Laybuy and Crazy Shred

One Laybuy customer contacted Which? after finding an online store with a dodgy returns policy via Laybuy’s app.

Crazy Shred sells gym equipment, clothes and tech products. Its returns policy on its website stated that a £25 administration fee would be charged for orders cancelled after 48 hours of being placed.

This policy is contrary to the Consumer Contracts Regulations which gives you rights to cancel most online orders for goods from the moment they are placed, up until 14 days after receiving the goods.

Crazy Shred removed the administration fee from its returns policy after Which? raised the issue.
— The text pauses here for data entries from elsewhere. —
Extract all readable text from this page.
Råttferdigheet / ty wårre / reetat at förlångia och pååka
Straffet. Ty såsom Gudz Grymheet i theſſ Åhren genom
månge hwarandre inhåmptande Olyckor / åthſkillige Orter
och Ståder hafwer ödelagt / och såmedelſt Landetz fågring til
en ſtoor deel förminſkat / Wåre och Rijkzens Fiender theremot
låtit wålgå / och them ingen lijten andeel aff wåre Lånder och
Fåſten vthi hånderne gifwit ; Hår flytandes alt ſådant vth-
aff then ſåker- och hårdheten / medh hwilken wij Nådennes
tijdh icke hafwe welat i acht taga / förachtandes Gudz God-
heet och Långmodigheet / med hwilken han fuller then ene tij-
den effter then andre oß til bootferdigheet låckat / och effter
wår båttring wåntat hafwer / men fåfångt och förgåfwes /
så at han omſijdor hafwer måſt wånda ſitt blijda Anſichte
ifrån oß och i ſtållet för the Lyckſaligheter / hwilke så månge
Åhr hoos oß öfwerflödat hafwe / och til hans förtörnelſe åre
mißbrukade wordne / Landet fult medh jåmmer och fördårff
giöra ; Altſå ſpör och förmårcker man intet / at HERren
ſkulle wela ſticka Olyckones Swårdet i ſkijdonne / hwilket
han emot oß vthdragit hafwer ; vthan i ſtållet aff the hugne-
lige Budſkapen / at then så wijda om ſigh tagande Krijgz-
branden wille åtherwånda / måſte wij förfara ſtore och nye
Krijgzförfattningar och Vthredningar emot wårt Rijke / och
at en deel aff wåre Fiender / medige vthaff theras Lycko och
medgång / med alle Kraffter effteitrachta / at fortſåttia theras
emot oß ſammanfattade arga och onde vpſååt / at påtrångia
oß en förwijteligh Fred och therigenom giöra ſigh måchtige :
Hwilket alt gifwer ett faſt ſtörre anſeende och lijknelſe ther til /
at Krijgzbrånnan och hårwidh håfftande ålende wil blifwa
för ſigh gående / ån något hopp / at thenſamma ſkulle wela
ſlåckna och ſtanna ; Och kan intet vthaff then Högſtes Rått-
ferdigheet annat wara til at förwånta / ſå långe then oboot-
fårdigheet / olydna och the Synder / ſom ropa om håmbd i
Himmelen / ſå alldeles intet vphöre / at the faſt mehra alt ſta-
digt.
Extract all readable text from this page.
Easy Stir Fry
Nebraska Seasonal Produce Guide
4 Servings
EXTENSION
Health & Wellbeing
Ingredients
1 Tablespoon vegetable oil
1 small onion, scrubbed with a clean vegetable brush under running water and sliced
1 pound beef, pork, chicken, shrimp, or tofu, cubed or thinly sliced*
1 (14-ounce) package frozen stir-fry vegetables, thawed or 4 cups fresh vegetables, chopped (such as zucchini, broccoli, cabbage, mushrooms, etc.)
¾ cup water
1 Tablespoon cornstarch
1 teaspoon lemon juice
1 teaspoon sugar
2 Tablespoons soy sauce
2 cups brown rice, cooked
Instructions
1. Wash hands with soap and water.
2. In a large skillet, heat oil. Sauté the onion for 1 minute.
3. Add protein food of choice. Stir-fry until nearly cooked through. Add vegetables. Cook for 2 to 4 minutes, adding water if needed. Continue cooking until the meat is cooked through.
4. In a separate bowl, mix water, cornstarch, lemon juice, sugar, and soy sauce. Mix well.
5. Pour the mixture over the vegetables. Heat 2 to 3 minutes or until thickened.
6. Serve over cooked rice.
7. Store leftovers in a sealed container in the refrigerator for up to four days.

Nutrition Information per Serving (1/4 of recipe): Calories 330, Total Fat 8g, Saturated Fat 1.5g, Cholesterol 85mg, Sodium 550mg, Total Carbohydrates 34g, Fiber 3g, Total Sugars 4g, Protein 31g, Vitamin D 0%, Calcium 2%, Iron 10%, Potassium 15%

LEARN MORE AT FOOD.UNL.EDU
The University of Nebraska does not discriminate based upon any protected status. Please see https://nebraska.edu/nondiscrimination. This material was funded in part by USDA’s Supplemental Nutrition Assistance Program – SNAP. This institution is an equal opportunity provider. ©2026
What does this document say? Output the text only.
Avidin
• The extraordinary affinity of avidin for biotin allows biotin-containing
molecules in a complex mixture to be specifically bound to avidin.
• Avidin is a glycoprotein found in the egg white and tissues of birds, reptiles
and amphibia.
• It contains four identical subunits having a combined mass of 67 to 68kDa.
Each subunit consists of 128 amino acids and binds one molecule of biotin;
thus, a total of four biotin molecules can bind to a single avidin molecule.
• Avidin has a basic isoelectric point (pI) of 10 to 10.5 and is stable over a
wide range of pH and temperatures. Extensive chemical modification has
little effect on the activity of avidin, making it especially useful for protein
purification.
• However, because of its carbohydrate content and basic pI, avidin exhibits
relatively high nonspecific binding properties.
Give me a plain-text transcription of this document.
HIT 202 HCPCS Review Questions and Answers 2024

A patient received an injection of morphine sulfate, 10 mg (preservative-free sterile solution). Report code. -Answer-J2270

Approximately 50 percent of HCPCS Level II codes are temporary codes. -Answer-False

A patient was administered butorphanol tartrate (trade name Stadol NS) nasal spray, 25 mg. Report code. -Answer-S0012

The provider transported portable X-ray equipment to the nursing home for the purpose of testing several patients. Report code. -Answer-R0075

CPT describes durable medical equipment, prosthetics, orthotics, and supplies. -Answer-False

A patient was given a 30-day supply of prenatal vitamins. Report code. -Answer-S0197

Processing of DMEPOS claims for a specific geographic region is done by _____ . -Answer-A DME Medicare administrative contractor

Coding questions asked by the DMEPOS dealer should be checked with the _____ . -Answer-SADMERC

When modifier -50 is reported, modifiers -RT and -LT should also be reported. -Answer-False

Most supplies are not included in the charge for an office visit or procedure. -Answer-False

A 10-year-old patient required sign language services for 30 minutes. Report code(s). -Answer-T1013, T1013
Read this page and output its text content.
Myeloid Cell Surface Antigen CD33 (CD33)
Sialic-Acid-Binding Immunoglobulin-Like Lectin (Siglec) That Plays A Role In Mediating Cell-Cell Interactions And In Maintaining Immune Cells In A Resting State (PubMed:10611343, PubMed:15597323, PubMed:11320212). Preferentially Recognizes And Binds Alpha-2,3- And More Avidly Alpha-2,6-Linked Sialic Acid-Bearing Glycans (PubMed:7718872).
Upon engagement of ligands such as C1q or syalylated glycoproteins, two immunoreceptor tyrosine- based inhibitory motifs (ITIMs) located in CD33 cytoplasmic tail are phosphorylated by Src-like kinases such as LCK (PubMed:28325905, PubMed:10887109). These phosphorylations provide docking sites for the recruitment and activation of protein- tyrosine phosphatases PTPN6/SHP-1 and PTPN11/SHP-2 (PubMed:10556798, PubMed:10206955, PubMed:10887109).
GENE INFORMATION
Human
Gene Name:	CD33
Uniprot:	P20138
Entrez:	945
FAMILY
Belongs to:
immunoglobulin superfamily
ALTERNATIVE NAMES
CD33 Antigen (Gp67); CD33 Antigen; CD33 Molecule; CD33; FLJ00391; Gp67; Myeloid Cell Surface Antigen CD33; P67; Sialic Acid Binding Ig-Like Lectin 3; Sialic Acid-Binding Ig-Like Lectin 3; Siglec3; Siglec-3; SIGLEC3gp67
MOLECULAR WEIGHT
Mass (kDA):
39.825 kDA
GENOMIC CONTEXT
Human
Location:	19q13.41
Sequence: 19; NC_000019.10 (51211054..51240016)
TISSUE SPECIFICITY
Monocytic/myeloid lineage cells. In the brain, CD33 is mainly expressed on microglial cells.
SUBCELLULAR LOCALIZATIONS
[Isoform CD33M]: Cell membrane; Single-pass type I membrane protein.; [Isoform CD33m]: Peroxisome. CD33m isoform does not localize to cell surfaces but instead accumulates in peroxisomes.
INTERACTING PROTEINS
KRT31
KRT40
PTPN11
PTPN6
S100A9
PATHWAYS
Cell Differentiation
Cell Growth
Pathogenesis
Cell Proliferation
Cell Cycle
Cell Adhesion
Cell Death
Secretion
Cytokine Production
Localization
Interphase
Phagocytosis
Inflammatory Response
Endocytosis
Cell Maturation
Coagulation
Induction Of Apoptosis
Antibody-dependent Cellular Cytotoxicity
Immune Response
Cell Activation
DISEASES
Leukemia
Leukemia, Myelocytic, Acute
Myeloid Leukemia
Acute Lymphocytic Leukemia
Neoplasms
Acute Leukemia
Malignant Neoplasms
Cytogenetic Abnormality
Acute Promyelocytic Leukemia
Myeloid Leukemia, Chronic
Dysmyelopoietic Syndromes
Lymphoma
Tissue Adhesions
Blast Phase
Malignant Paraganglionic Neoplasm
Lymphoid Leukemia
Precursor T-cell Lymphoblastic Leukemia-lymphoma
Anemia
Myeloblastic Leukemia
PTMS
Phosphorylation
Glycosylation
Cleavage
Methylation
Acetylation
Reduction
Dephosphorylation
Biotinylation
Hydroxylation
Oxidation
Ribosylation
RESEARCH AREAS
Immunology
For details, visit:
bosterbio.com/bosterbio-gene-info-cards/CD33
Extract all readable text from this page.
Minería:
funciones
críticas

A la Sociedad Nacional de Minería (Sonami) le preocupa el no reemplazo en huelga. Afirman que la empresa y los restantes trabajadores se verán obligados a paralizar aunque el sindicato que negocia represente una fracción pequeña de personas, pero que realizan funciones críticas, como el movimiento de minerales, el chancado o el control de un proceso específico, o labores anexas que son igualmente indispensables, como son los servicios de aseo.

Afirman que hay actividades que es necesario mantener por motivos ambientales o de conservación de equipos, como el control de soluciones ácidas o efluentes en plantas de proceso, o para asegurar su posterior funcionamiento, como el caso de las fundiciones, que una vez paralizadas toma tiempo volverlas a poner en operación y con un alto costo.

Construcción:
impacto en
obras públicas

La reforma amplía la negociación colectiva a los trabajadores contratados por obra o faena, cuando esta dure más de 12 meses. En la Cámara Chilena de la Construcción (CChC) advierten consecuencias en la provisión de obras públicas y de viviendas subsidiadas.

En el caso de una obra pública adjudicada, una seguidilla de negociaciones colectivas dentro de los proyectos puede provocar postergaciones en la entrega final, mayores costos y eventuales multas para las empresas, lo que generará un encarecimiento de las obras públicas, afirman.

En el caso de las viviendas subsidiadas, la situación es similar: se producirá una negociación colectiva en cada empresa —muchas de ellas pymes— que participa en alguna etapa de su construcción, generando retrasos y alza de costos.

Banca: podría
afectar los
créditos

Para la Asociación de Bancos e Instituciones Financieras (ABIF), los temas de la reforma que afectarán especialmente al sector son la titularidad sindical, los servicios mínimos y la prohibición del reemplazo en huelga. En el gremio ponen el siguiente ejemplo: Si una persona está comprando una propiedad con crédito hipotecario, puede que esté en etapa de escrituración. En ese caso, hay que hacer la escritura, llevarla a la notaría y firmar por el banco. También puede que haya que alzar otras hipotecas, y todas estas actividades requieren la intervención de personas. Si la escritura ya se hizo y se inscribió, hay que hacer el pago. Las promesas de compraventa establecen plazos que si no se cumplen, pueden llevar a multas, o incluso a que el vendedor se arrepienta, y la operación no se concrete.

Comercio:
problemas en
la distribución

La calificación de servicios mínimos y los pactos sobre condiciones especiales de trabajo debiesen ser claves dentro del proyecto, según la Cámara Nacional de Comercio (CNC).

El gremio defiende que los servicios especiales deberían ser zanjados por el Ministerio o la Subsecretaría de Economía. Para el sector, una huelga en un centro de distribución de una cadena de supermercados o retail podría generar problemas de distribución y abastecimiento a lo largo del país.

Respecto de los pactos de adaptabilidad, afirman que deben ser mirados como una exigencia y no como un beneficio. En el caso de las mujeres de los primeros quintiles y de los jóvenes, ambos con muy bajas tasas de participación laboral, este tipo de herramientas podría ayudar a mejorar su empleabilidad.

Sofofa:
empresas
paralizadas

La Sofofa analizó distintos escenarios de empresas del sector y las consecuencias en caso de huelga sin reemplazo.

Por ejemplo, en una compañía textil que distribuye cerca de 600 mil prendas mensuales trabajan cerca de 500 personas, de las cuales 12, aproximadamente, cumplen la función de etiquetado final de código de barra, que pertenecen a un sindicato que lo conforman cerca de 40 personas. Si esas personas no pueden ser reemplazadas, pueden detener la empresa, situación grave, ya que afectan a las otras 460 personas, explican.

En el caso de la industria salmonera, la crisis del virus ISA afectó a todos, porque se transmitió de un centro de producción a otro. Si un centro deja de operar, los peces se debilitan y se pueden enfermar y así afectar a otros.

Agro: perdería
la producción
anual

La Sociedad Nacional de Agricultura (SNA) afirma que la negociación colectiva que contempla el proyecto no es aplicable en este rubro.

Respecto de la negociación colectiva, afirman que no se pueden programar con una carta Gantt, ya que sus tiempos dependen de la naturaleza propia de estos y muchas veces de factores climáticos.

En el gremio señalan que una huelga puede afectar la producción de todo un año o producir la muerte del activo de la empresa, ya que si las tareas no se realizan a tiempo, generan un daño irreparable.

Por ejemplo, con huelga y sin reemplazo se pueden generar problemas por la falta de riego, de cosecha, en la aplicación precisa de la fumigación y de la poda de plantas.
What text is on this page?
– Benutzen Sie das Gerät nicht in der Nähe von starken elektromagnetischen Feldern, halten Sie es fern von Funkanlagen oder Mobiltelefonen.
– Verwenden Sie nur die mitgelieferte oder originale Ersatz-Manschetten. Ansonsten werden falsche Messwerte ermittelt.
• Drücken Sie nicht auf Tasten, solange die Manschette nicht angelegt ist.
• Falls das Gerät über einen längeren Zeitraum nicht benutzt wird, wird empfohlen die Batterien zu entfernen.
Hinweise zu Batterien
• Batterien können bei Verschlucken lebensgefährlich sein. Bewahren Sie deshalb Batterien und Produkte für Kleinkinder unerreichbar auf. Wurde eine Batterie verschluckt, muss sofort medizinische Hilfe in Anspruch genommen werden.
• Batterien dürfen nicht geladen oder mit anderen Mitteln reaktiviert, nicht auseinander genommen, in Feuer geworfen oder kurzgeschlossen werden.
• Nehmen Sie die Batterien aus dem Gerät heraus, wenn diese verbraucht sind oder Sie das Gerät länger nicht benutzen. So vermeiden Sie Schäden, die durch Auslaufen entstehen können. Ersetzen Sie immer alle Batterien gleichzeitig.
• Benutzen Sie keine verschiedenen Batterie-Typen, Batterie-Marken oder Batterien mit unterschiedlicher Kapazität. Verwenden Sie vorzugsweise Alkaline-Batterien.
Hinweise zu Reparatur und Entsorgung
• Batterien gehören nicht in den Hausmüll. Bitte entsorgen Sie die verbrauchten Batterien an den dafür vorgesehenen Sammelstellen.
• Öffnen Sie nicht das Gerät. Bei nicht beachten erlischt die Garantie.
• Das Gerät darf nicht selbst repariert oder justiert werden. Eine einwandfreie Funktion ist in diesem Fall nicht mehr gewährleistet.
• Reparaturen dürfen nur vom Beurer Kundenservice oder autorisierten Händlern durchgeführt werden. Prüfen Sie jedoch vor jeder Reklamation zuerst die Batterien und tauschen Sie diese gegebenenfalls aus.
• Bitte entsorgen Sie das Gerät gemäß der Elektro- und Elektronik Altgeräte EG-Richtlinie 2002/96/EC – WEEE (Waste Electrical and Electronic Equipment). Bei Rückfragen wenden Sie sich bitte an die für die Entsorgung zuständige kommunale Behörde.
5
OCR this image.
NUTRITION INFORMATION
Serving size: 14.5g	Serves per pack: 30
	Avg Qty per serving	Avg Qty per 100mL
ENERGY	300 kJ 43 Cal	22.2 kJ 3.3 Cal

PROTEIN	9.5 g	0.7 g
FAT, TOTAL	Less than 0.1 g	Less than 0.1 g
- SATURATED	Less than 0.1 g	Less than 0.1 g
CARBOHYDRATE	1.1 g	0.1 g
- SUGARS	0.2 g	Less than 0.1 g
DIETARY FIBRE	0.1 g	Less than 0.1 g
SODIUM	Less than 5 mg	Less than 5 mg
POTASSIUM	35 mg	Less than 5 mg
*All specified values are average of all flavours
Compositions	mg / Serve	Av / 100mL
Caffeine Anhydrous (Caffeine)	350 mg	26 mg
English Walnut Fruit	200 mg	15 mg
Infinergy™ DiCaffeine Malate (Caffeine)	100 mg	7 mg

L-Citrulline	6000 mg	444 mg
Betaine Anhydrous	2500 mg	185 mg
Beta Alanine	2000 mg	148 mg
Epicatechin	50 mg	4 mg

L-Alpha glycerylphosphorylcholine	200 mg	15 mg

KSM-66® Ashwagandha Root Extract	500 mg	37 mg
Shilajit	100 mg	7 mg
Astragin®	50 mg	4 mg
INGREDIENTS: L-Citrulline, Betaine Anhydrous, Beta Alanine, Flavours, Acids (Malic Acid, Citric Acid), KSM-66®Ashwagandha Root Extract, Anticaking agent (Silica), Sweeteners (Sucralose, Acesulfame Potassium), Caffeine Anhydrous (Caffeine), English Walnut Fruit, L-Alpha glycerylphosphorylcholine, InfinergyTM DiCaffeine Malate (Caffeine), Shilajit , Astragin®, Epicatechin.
A statement from Laybuy said: “Refunds via Laybuy are subject to each merchant’s refund policy. It’s important customers ensure they are happy with a merchant’s own terms and conditions before purchasing from them, and that they contact the merchant first should they wish to dispute a matter.

“Once a refund is approved by the merchant, Laybuy will process the refund immediately and send an email to the customer to confirm. The bank may take five to seven business days to process this. Until a refund is approved, customers are liable for any outstanding payments to Laybuy.”

Faulty goods failings

Which?’s research also found that 36 retailers had incorrect or misleading faulty goods policies that could leave customers stuck with items that are not fit-for-purpose.

Retailers were not giving customers long enough to detect or report a fault with a product, with some asking for faults to be reported within a few days of the order being received.

This is in breach of the Consumer Rights Act, which gives you 30 days to notice a fault with a product and get a refund, repair or replacement. After 30 days, you could still be entitled to a refund, repair or replacement if the item is faulty and in some cases, a further right to reject.

Which? warned that customers could find themselves stuck with faulty goods – and having to temporarily continue paying them off to the BNPL scheme – if shopping with these retailers.

Which? found 95 stores that didn’t offer refunds on sale items on its websites, while 74 retailers failed to give customers the minimum length of time to return orders, and 17 retailers didn’t offer any refunds to customers at all.

Which? is writing to all retailers concerned, urging them to change their policies in line with UK consumer law.

Adam French, Which? consumer rights expert, said: “Many consumers could be lulled into a false sense of security by the convenience and familiarity of buy now, pay later. Online shoppers must not assume that a retailer is reliable just because it offers BNPL at the checkout.”